How to stand out in the inbox

Billions of emails get sent daily. That's an awful lot of email. Commercial, business and private email is all hurtling its merry way toward your customers and prospects. Their inboxes are overflowing.

A few years ago, you could generate interest in your email messages just by sending them. Now that every net-savvy business is offering an email newsletter or three, and email marketing is all the rage, those days are long gone. Email fatigue means it's all too easy for your message to disappear into the morass, doomed to join the spam mails and e-cards gathering dust in the delete folder.

It's not all bad news though. Many online businesses will not recognize the need, or make the effort, or have the skills, to improve the standards of their email communications. If you can see the need, make the effort and gain (or buy) the necessary skills, then you can break through the fatigue barrier and benefit from your competitors' failings.

So how do you need to change your approach to deal with an increasingly skeptical audience, one that's willing to give your email just a couple of seconds time before moving on to the 27th of 165 new messages? Here are some suggestions...

1. Value and respect your prospects and subscribers

With choice comes selectivity. The more emails people have to pile through, the easier they find it to ignore, delete or unsubscribe. Readers are a scarce commodity. Value them and respect them. If you don't, they'll migrate to the emails of those businesses that do value and respect readers and their time.

Sure, think of the return on investment and other such metrics, but don't forget that there's a human at the end of your email doing you a favor by reading what you have to say. Get their permission to market to them, and respect this permission once you've got it. Permission-based email marketing is the only route to long-term success.

2. Get professional in your email marketing

You don't have to be a marketing professional to succeed, but you do need to get professional in your marketing. If you don't, your competitors (that's everyone else mailing your customers and prospects) will.

Professionalism means paying detailed attention to every aspect of email marketing, including planning and scoping your newsletters or campaigns, designing and copywriting the emails and landing pages, managing and analyzing subscriber databases, communicating with subscribers, contributors, advertisers and others, and much more.

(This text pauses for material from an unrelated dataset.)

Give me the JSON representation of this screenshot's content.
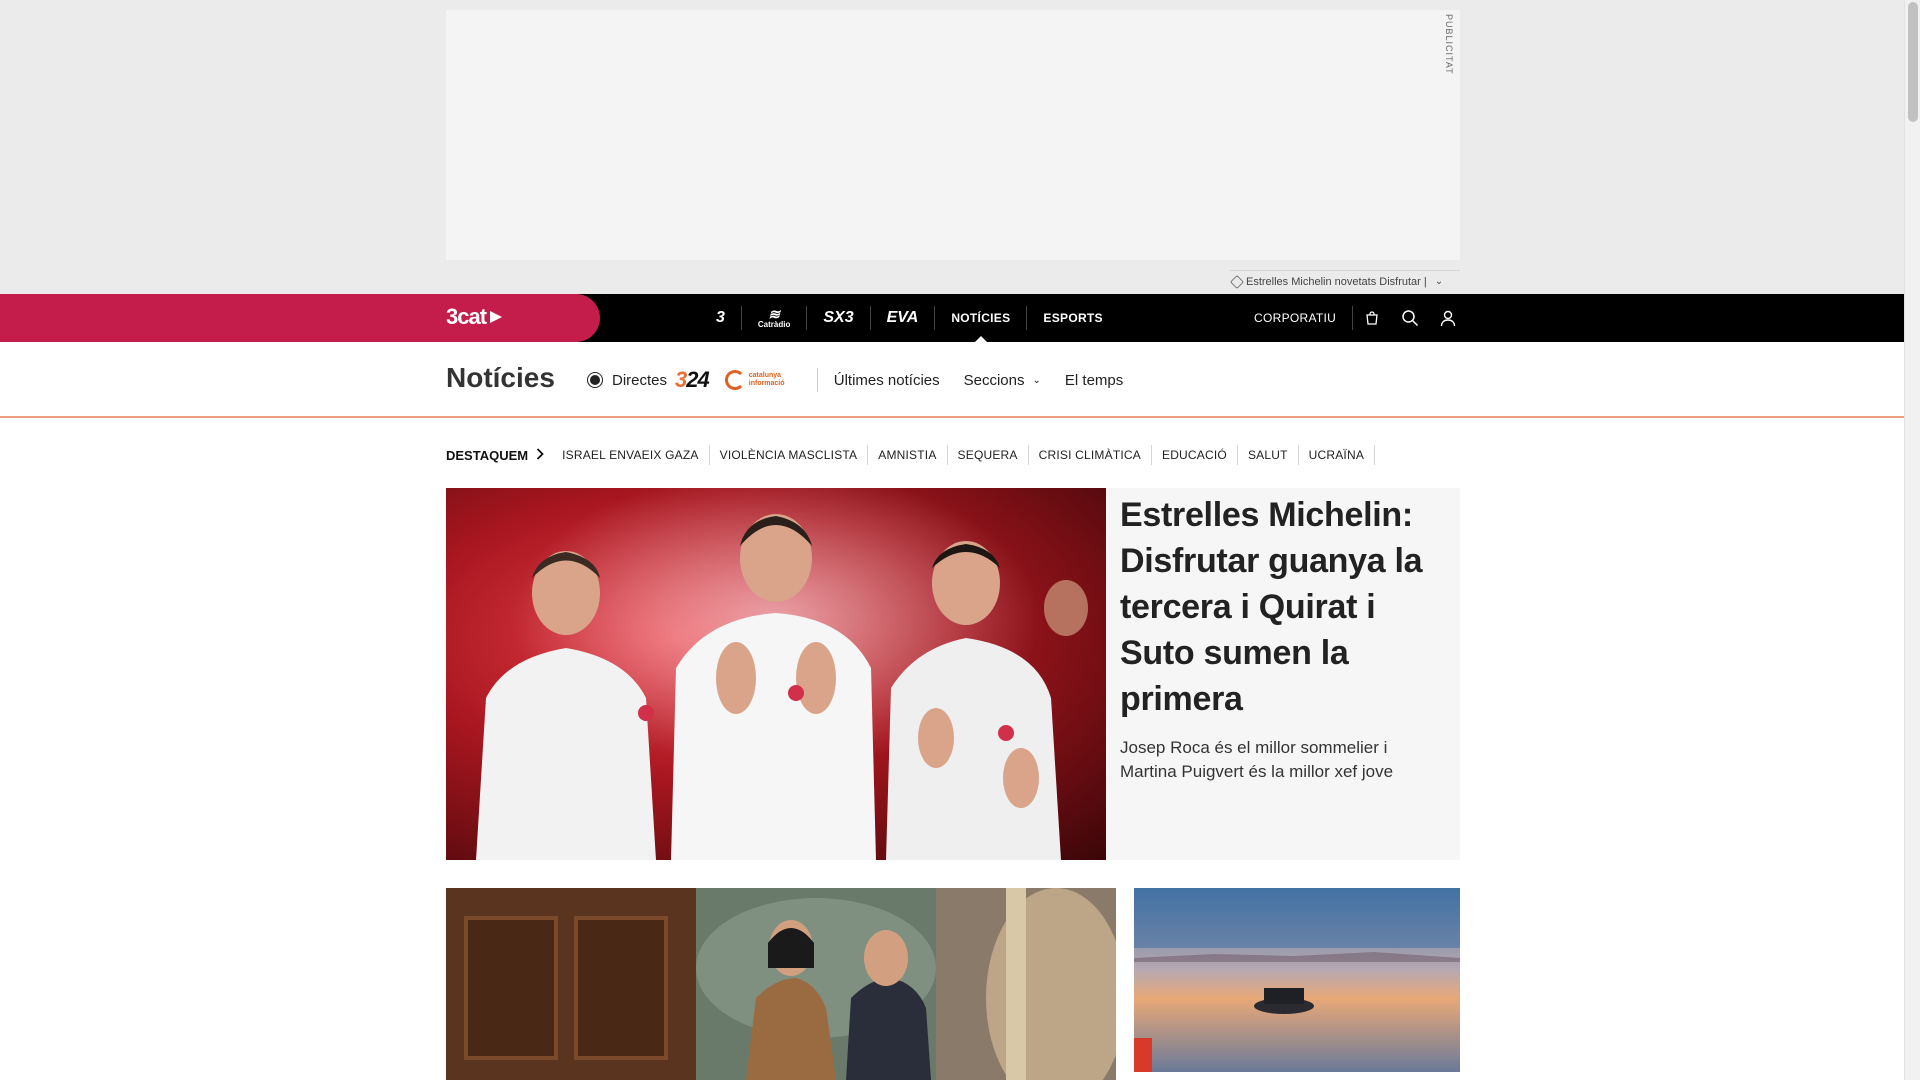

Learn the skills yourself from online resources or outsource to those with the experience and knowledge to do the job for you.

3. Deliver value

The recipients of your mail are listening to that well-known radio station, WIIFM: what's in it for me? As well as guiding the way you write copy for commercial offerings, this means you have to give your subscribers a good reason for staying subscribed. It means you have to deliver value.

Email newsletters have to be useful, timely, relevant and (as far as possible) unique. Email promotions need to deliver relevant offers to the right audience, and delight those who accept those offers.

4. Engage and influence your readers

If it's long-term success you're after, then you'll be looking to build relationships with the recipients of your mails. Valuable content may not be enough. You need to engage the readers' interest and establish a feeling of connectedness between them and you.

You can do this through the way you write and present your emails. Who wants to have a relationship with a marketing department? Introduce a human voice and personality to your messages. Learn the principles of human persuasion.

5. Dare to be different

You're not the only one trying to engage and influence your readers. And you're not the only one who's read the right guides to copywriting and email marketing. If you're getting into a marketing rut, dare to try something different.

Being bigger, brighter, pushier or snazzier is not the solution; that just contributes to the fatigue problem. Take a step back and brainstorm a little. The worse you can do is fail (!) But you might just key into a method or design or technique or phrasing that sets your messages apart from the hundreds, and thousands, and hundreds of thousands of other commercial messages vying for attention.